After all these small-scale occasions in which the emotional level ran high, it was a bit of a relief to swan off to the Metropolitan Opera‘s huge auditorium on March 22 and simply bask in the rather staid but perfectly adequate performance of The Marriage of Figaro. Isabel Leonard was terrific as Cherubino; everyone else was just fine; the music was great, as expected. It did not move me at all.  But then, not everything can.
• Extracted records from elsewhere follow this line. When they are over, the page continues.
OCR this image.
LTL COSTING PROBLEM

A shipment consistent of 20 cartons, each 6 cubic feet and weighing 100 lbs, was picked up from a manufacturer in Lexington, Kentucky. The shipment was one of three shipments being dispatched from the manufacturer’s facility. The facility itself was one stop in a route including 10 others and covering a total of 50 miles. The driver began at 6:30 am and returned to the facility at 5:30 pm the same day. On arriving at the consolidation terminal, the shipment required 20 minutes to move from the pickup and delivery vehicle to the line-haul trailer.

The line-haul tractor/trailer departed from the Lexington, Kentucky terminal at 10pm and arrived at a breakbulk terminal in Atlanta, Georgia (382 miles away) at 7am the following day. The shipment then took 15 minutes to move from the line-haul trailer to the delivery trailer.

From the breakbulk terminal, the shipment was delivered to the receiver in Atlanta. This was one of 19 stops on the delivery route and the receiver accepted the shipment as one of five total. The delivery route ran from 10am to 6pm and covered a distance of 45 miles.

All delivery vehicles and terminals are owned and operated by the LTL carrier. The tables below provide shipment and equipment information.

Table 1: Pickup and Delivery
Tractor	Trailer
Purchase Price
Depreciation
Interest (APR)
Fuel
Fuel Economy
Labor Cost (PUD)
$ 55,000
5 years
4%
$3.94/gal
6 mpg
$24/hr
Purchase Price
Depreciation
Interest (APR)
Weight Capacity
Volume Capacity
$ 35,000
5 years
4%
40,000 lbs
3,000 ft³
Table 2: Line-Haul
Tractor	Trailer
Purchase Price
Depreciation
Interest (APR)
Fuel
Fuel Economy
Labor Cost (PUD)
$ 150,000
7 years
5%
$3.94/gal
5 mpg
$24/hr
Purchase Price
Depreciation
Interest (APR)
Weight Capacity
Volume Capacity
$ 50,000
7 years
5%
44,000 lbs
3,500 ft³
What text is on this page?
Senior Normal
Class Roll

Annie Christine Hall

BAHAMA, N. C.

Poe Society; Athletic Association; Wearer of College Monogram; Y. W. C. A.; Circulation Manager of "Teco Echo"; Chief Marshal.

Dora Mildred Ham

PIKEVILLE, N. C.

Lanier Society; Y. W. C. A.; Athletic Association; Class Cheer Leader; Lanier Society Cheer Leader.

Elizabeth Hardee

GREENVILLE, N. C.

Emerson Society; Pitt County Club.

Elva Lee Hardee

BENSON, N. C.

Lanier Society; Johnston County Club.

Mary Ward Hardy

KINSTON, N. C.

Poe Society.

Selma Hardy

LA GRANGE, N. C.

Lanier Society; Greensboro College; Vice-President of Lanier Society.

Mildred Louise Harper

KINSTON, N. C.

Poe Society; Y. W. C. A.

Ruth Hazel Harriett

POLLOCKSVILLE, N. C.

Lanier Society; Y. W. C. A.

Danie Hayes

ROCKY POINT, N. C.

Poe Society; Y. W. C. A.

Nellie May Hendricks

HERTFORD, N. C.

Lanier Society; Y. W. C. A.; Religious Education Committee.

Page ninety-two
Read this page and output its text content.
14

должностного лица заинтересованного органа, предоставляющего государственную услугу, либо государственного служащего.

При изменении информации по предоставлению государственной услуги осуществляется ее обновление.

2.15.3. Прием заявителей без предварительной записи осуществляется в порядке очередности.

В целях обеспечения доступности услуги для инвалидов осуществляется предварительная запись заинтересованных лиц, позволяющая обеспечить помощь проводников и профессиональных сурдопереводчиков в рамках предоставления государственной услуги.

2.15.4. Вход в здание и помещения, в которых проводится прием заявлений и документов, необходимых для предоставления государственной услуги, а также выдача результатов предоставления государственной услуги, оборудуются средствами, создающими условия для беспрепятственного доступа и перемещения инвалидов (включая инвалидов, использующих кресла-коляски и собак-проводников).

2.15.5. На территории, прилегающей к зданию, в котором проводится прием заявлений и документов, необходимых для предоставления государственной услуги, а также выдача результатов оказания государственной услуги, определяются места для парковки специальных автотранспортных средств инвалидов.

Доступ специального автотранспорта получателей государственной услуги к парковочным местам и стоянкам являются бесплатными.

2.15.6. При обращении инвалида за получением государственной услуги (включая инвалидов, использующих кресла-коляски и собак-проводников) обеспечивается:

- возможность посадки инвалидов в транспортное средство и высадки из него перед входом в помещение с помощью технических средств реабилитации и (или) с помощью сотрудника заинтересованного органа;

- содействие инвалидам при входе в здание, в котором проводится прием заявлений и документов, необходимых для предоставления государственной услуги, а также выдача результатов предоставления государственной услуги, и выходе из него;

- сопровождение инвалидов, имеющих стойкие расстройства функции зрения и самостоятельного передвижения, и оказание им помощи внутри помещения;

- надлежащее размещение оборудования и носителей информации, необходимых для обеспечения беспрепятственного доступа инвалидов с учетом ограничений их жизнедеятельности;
And then, on March 23, a week into the strenuous New York schedule, I attended David Cromer’s production of The Effect—a new play by the English writer Lucy Prebble—at the Barrow Street Theatre. Once again I was in the front row, and once again I had the thrill of an intimate performance, this time set up by my favorite director, whose work I have been following since I first saw his Adding Machine and then his revelatory Our Town in the Village years ago. I think The Effect is the best new play Cromer has done (as opposed to those startling revivals, at which he excels), and I was gripped by every minute of the performance. The reviews I’ve read tend to underestimate its complexity: the play is not “about” pharmaceutical trials and cures, it is not “about” relationships, it is not “about” parallels between couples. Rather, it embodies and uses all of these to create an intense narrative experience that is at once theatrical and realistic. The performances by the two younger actors (Susannah Flood and Carter Hudson) were perfection—there was no seam between actor and character, and their chemistry (to use a loaded term in this context) was remarkable. The older woman doctor was beautifully conveyed by Susannah Flood, who brought real pathos to a difficult and sometimes unsympathetic role. My only problem, actor-wise, was with Steve Key, whose grasp of his mainly self-serving character seemed a bit weak. But that was a minor problem with the production, and I strongly recommend it to anyone who enjoys good theater — a rarity in itself these days.